Schon vor Bekanntgabe des amtlichen Endergebnisses war deutlich, dass in den Gemeinde- und Kreisräten der ländlichen Regionen und in den Kleinstädten die meisten Wähler für Kaczynskis Partei Recht und Gerechtigkeit (PiS) stimmten.
Die Großstädte dagegen bleiben überwiegend liberal oder links und auch in den Regionalparlamenten lagen die Liberalen ersten Auszählungen zufolge vor der PiS. Beobachter sprachen deshalb schon am Wahlabend von einer "gelben Karte" für die Regierung. Besorgnis erregte allerdings auch die niedrige Wahlbeteiligung von nur 44 Prozent.

Stichwahlen notwendig
"Das ist eine Niederlage der PiS", war die Soziologin Jadwiga Staniszkis überzeugt: "Das Ergebnis, ebenso wie die niedrige Wahlbeteiligung, sollten für die PiS ein Alarmsignal sein." In einer Reihe von Städten fällt erst in zwei Wochen in Stichwahlen die Entscheidung - auch in Warschau, wo es zum Duell zwischen dem früheren Ministerpräsidenten Kazimierz Marcinkiewicz (PiS) und der liberalen Kandidatin Hanna Gronkiewicz-Waltz (PO) kommt.
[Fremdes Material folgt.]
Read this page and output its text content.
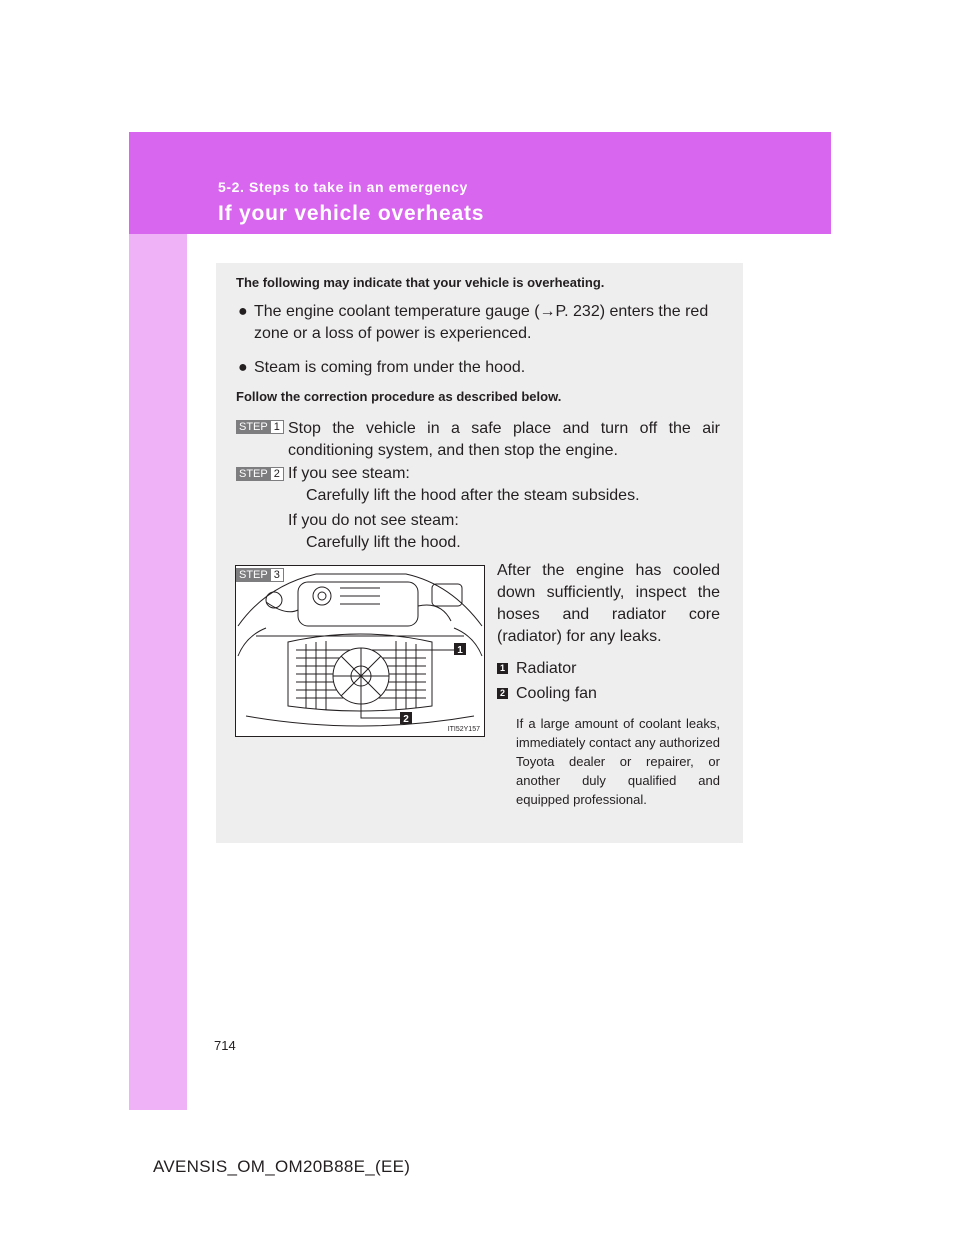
5-2. Steps to take in an emergency
If your vehicle overheats
The following may indicate that your vehicle is overheating.
● The engine coolant temperature gauge (→P. 232) enters the red zone or a loss of power is experienced.
● Steam is coming from under the hood.
Follow the correction procedure as described below.
STEP 1 Stop the vehicle in a safe place and turn off the air conditioning system, and then stop the engine.
STEP 2 If you see steam:
Carefully lift the hood after the steam subsides.
If you do not see steam:
Carefully lift the hood.
1
2
ITI52Y157
STEP 3	After the engine has cooled down sufficiently, inspect the hoses and radiator core (radiator) for any leaks.
1 Radiator
2 Cooling fan
If a large amount of coolant leaks, immediately contact any authorized Toyota dealer or repairer, or another duly qualified and equipped professional.
714
AVENSIS_OM_OM20B88E_(EE)
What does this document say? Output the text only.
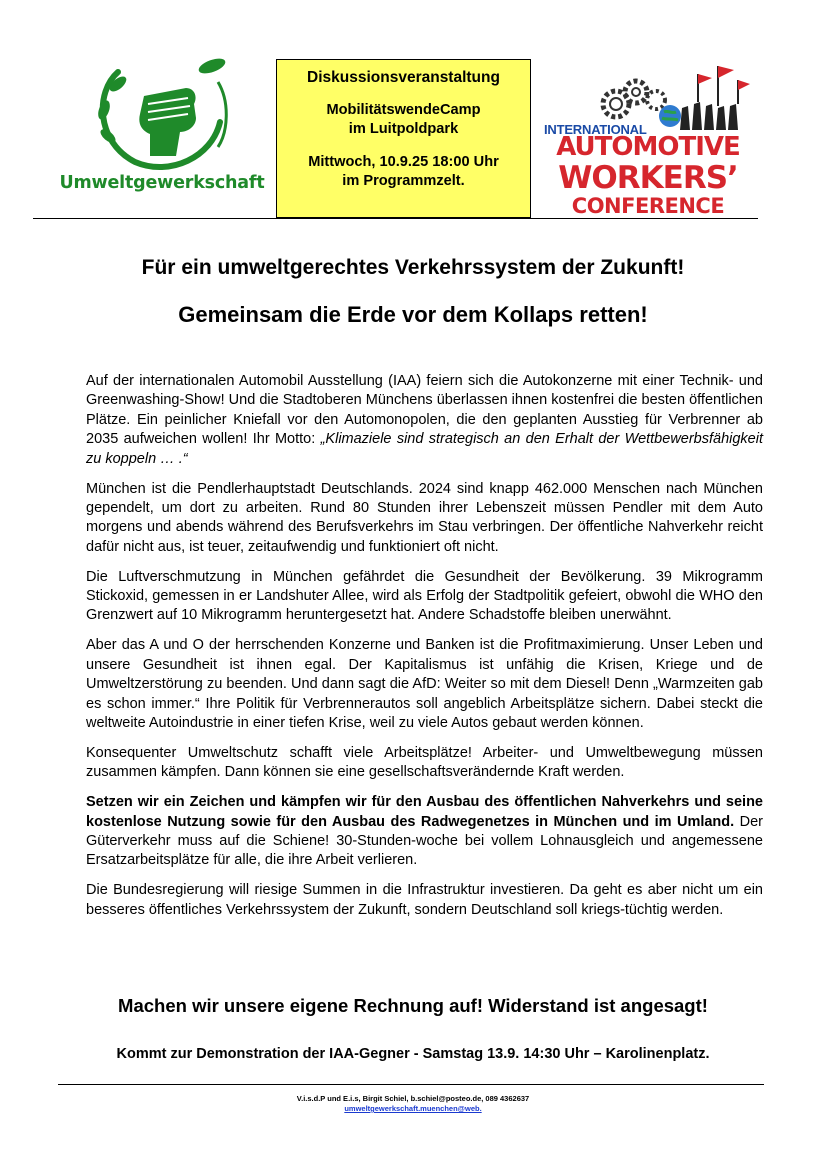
Umweltgewerkschaft
Diskussionsveranstaltung
MobilitätswendeCamp
im Luitpoldpark
Mittwoch, 10.9.25 18:00 Uhr
im Programmzelt.
INTERNATIONAL
AUTOMOTIVE
WORKERS’
CONFERENCE
Für ein umweltgerechtes Verkehrssystem der Zukunft!
Gemeinsam die Erde vor dem Kollaps retten!

Auf der internationalen Automobil Ausstellung (IAA) feiern sich die Autokonzerne mit einer Technik- und Greenwashing-Show! Und die Stadtoberen Münchens überlassen ihnen kostenfrei die besten öffentlichen Plätze. Ein peinlicher Kniefall vor den Automonopolen, die den geplanten Ausstieg für Verbrenner ab 2035 aufweichen wollen! Ihr Motto: „Klimaziele sind strategisch an den Erhalt der Wettbewerbsfähigkeit zu koppeln … .“

München ist die Pendlerhauptstadt Deutschlands. 2024 sind knapp 462.000 Menschen nach München gependelt, um dort zu arbeiten. Rund 80 Stunden ihrer Lebenszeit müssen Pendler mit dem Auto morgens und abends während des Berufsverkehrs im Stau verbringen. Der öffentliche Nahverkehr reicht dafür nicht aus, ist teuer, zeitaufwendig und funktioniert oft nicht.

Die Luftverschmutzung in München gefährdet die Gesundheit der Bevölkerung. 39 Mikrogramm Stickoxid, gemessen in er Landshuter Allee, wird als Erfolg der Stadtpolitik gefeiert, obwohl die WHO den Grenzwert auf 10 Mikrogramm heruntergesetzt hat. Andere Schadstoffe bleiben unerwähnt.

Aber das A und O der herrschenden Konzerne und Banken ist die Profitmaximierung. Unser Leben und unsere Gesundheit ist ihnen egal. Der Kapitalismus ist unfähig die Krisen, Kriege und de Umweltzerstörung zu beenden. Und dann sagt die AfD: Weiter so mit dem Diesel! Denn „Warmzeiten gab es schon immer.“ Ihre Politik für Verbrennerautos soll angeblich Arbeitsplätze sichern. Dabei steckt die weltweite Autoindustrie in einer tiefen Krise, weil zu viele Autos gebaut werden können.

Konsequenter Umweltschutz schafft viele Arbeitsplätze! Arbeiter- und Umweltbewegung müssen zusammen kämpfen. Dann können sie eine gesellschaftsverändernde Kraft werden.

Setzen wir ein Zeichen und kämpfen wir für den Ausbau des öffentlichen Nahverkehrs und seine kostenlose Nutzung sowie für den Ausbau des Radwegenetzes in München und im Umland. Der Güterverkehr muss auf die Schiene! 30-Stunden-woche bei vollem Lohnausgleich und angemessene Ersatzarbeitsplätze für alle, die ihre Arbeit verlieren.

Die Bundesregierung will riesige Summen in die Infrastruktur investieren. Da geht es aber nicht um ein besseres öffentliches Verkehrssystem der Zukunft, sondern Deutschland soll kriegs-tüchtig werden.

Machen wir unsere eigene Rechnung auf! Widerstand ist angesagt!
Kommt zur Demonstration der IAA-Gegner - Samstag 13.9. 14:30 Uhr – Karolinenplatz.
V.i.s.d.P und E.i.s, Birgit Schiel, b.schiel@posteo.de, 089 4362637
umweltgewerkschaft.muenchen@web.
"Das ist der erste große Sieg der PO", ließ Jan Rokita von der liberalen Bürgerplattform nach dem guten Abschneiden von Gronkiewicz-Waltz einen Hauch von Champagnerlaune erkennen. "Es wird eng", meinte dagegen Parteichef Donald Tusk, der insgesamt einen "kleinen, aber deutlichen Erfolg" bei den Wahlen sah.

Beliebtester Politiker Polens
Denn Marcinkiewicz, den viele Polen nach wie vor am liebsten noch im Amt des Regierungschefs sehen würden, gilt als der beliebteste Politiker Polens. Das Wahlprogramm beider Bürgermeisterkandidaten in Warschau unterschied sich kaum - beide setzen auf Entwicklung von Wirtschaft und Infrastruktur.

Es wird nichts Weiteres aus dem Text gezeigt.